First, the mystery genre – arguably a form most fully developed
in England, but also widely imitated in the US.
In California, one popular writer is Sue Grafton, who has written
a series of mysteries – Grafton started with A is for Alibi and
B is for Burglar and has gone all the way to P is for Peril.
In her lexicon, N is for Noose.
Aha!
The second literary
precedent is the work of Jorges Borges, the famed Argentine who showed
us that the most complicated labyrinth of clues could be plotted in a
postcard of time/space.
We have adapted his phrase
from “Death and the Compass” – “The last of the letters of the
Name have been spoken.”
Our assembly here this
evening gives evidence to a significant revolution in the practice of
reading, writing, and teaching over the past decade or two.
The advent of electronic writing has changed all of us in some
way – whether we are casual e-mail users or we are involved with the
innovative writing and tutoring classes that trAce conducts worldwide,
entirely over the Web.
The Program Committee, in
seeking to address the interests of our conference members, and have
some fun, too, it must be admitted, began by thinking of ways that we
could foreground the current multiplicity of new writing forms and the
kinds of inter-faces, intra-faces and interactions that they
suggest.
Not only are we moving the
physical classroom into a virtual space, we are crafting fantastic new
ways to write and communicate – collaborative writing, hypertext,
wikis, listserves, hypermedia literature, chat groups, and so forth.
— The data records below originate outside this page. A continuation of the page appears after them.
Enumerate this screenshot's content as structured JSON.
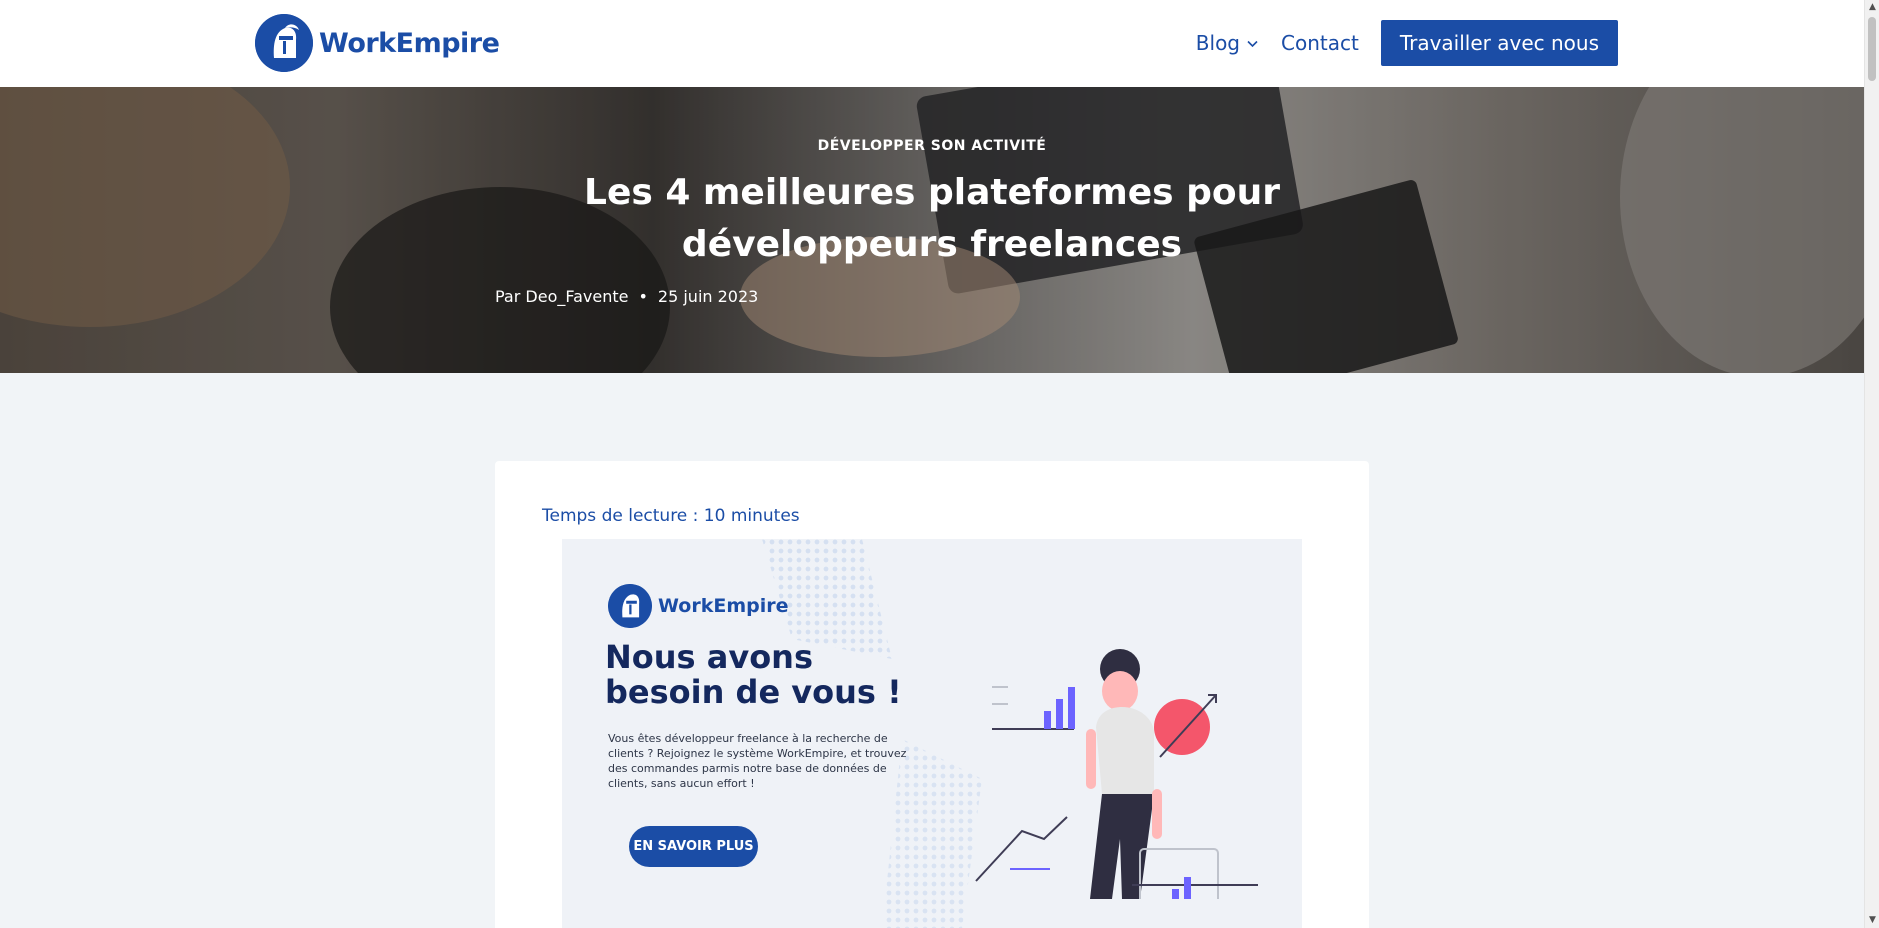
{
  "header": {
    "logo_text": "WorkEmpire",
    "nav": {
      "blog_label": "Blog",
      "contact_label": "Contact",
      "cta_label": "Travailler avec nous"
    }
  },
  "hero": {
    "category": "DÉVELOPPER SON ACTIVITÉ",
    "title": "Les 4 meilleures plateformes pour développeurs freelances",
    "author": "Par Deo_Favente",
    "separator": "•",
    "date": "25 juin 2023"
  },
  "article": {
    "reading_time": "Temps de lecture : 10 minutes",
    "banner": {
      "logo_text": "WorkEmpire",
      "headline": "Nous avons besoin de vous !",
      "body": "Vous êtes développeur freelance à la recherche de clients ? Rejoignez le système WorkEmpire, et trouvez des commandes parmis notre base de données de clients, sans aucun effort !",
      "button_label": "EN SAVOIR PLUS"
    }
  },
  "colors": {
    "brand": "#1b4da6",
    "page_bg": "#f1f4f7",
    "headline_dark": "#14285e",
    "accent_pink": "#f4566b",
    "accent_purple": "#6c63ff"
  },
  "icons": [
    "helmet-logo-icon",
    "chevron-down-icon",
    "person-illustration",
    "bar-chart-icon"
  ]
}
Purists may argue that none of these “written” records
constitute either literature or anything that could be remotely
considered admissible as Book.
In fact, many of these
purists have insisted that electronic writing not only isn’t The Book,
but that it may be killing the Book.
You yourself may be a suspect in this crime!
But we were not so sure
– and so we decided to investigate the nature of inter- relationships
among The Book, The Word, The Text, The Story, and The Drama.
The result was M is for
Nottingham?
M is for Nottingham? Was conceived as a
collaborative writing experience. Writers
would join together to construct a mystery story on the WWW and then
gather, here, at the Incubation 2 Conference to play out, in costume and
in real time, the dénouement to the story.